Almost never. Files normally stream directly from your cloud provider to the visitor's browser, so the data doesn't pass through your web server. There are a few specific cases where your server is involved.
How streaming usually works
When a visitor opens, downloads, or streams a file, the plugin asks the cloud provider for a temporary direct link, and the visitor's browser fetches the file from there. Your hosting delivers the WordPress page and the plugin's UI, but not the file itself.
The two exceptions
When your server bandwidth is used
1. ZIP downloads of multiple files
When a visitor downloads several files as a single ZIP, the plugin usually fetches each file from the cloud, packages them on your server, and sends the ZIP to the visitor. During that operation the files pass through your server, so they count against your hosting bandwidth.

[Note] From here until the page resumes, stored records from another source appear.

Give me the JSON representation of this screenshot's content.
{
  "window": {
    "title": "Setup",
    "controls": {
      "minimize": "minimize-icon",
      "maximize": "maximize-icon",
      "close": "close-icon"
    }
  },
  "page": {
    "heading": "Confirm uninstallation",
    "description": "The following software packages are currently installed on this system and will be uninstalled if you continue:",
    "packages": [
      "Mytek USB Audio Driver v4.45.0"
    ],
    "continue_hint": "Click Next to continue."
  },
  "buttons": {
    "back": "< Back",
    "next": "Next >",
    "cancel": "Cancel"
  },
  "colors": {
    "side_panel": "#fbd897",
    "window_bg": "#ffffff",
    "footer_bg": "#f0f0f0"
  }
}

For Box and Dropbox, the API can sometimes serve a multi-file download directly without server-side packaging, particularly when no file filtering is active in the module. In those cases your server is not involved.
2. Gallery thumbnails (Box and Dropbox)
For Box and Dropbox, the plugin downloads the source image once to your server to generate a thumbnail. The thumbnail is cached and reused for future visitors, so the cost is one-time per image. The originals are not stored permanently on your server.

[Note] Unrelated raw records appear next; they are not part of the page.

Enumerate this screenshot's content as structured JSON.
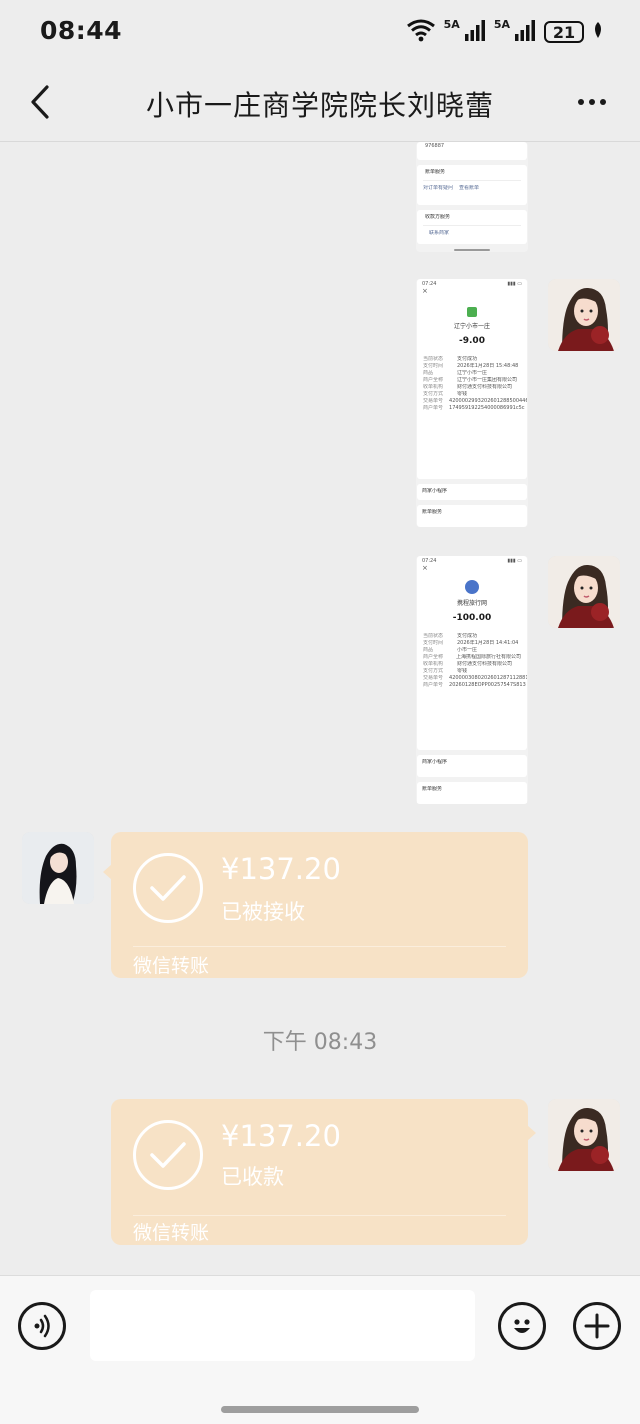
{
  "status_bar": {
    "time": "08:44",
    "signal1_label": "5A",
    "signal2_label": "5A",
    "battery": "21"
  },
  "header": {
    "title": "小市一庄商学院院长刘晓蕾"
  },
  "messages": {
    "image1": {
      "text_top": "976887",
      "section_service": "账单服务",
      "btn_a": "对订单有疑问",
      "btn_b": "查看账单",
      "section_merchant": "收款方服务",
      "btn_c": "联系商家"
    },
    "image2": {
      "time": "07:24",
      "merchant": "辽宁小市一庄",
      "amount": "-9.00",
      "rows": [
        [
          "当前状态",
          "支付成功"
        ],
        [
          "支付时间",
          "2026年1月28日 15:48:48"
        ],
        [
          "商品",
          "辽宁小市一庄"
        ],
        [
          "商户全称",
          "辽宁小市一庄集团有限公司"
        ],
        [
          "收单机构",
          "财付通支付科技有限公司"
        ],
        [
          "支付方式",
          "零钱"
        ],
        [
          "交易单号",
          "4200002993202601288500446556"
        ],
        [
          "商户单号",
          "174959192254000086991c5c"
        ]
      ],
      "section_a": "商家小程序",
      "section_b": "账单服务"
    },
    "image3": {
      "time": "07:24",
      "merchant": "携程旅行网",
      "amount": "-100.00",
      "rows": [
        [
          "当前状态",
          "支付成功"
        ],
        [
          "支付时间",
          "2026年1月28日 14:41:04"
        ],
        [
          "商品",
          "小市一庄"
        ],
        [
          "商户全称",
          "上海携程国际旅行社有限公司"
        ],
        [
          "收单机构",
          "财付通支付科技有限公司"
        ],
        [
          "支付方式",
          "零钱"
        ],
        [
          "交易单号",
          "4200003080202601287112881438"
        ],
        [
          "商户单号",
          "20260128EOPP00257547S813"
        ]
      ],
      "section_a": "商家小程序",
      "section_b": "账单服务"
    },
    "transfer_received": {
      "amount": "¥137.20",
      "status": "已被接收",
      "footer": "微信转账"
    },
    "timestamp": "下午 08:43",
    "transfer_collected": {
      "amount": "¥137.20",
      "status": "已收款",
      "footer": "微信转账"
    }
  },
  "input_bar": {
    "placeholder": ""
  },
  "colors": {
    "background": "#ededed",
    "transfer_bubble": "#f7e2c6",
    "timestamp": "#8f8f8f"
  }
}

For Google Drive and OneDrive/SharePoint the thumbnails are delivered by the cloud API directly, so this step doesn't apply.
3. Google Drive fallback streaming
In some cases the Google Drive API doesn't return a direct download link. When that happens the plugin streams the file through your server as a proxy. This is a fallback: the plugin uses direct links wherever the API allows.
What about my cloud provider's bandwidth?
Yes, file transfers do count against your cloud account's outbound-traffic budget if your plan has one. See Does the plugin have usage limits? for how that works per provider.